Энни подняла на него глаза:
— Что ж, тебе повезло…
— Мне?
— Ты любил Кэти… Что бы с ней ни происходило, как бы она себя ни чувствовала, она знала, что ты ее любишь. — Энни понизила голос до шепота. — Немногим довелось встретить такую любовь.
Ник решился на рискованный вопрос. Он шагнул к Энни:
— А ты, Энни? Ты знала такую любовь?
Энни молчала, задумавшись, а потом ответила:
— Нет. Я любила так, но чтобы меня любили… Нет, не думаю.
— Ты заслуживаешь лучшего.
Они кивнула и быстрым движением руки смахнула слезы.
— Все мы заслуживаем, Ник.
Повисло неловкое молчание.
— Энни…
Она повернулась к Нику:
— Да?
— Может быть, ты придешь завтра? Проведешь с нами день?
— С удовольствием, — быстро ответила она и отвела взгляд.
— Спасибо!
Он вложил в свой голос всю еще оставшуюся в нем нежность. Его голос прозвучал почти так же нежно, как поцелуй.
— Пожалуйста, Ники. — Снова возникла неловкая пауза, потом Энни сказала: — Чтобы ты знал: пока тебя не было, Иззи заговорила.

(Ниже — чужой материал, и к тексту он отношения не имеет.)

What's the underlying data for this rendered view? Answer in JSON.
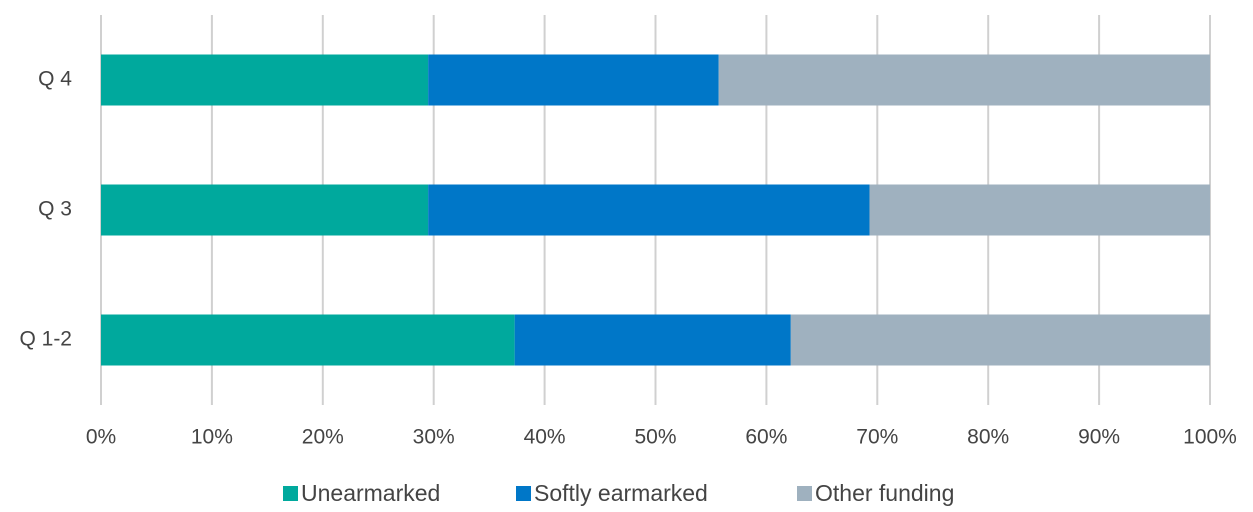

Ник удивленно поднял брови:
— Со мной она не говорила.
Энни дотронулась до его руки в мимолетной ласке.
— Заговорит, дай ей время.
Не в силах встретиться взглядом с Энни, Ник отвернулся. Энни нервно переступила с ноги на ногу.
— Ну, мне пора домой.
— До завтра.
Она кивнула, торопливо прошла мимо него, взмах нула рукой в прощальном жесте, села в «мустанг» и уехала.
Ник смотрел, как удаляются в темноте два красных огонька ее фар, на повороте огоньки скрылись из виду. Он нехотя вернулся в дом и поднялся на второй этаж, перед дверью в комнату Иззи он помедлил, потом постучал.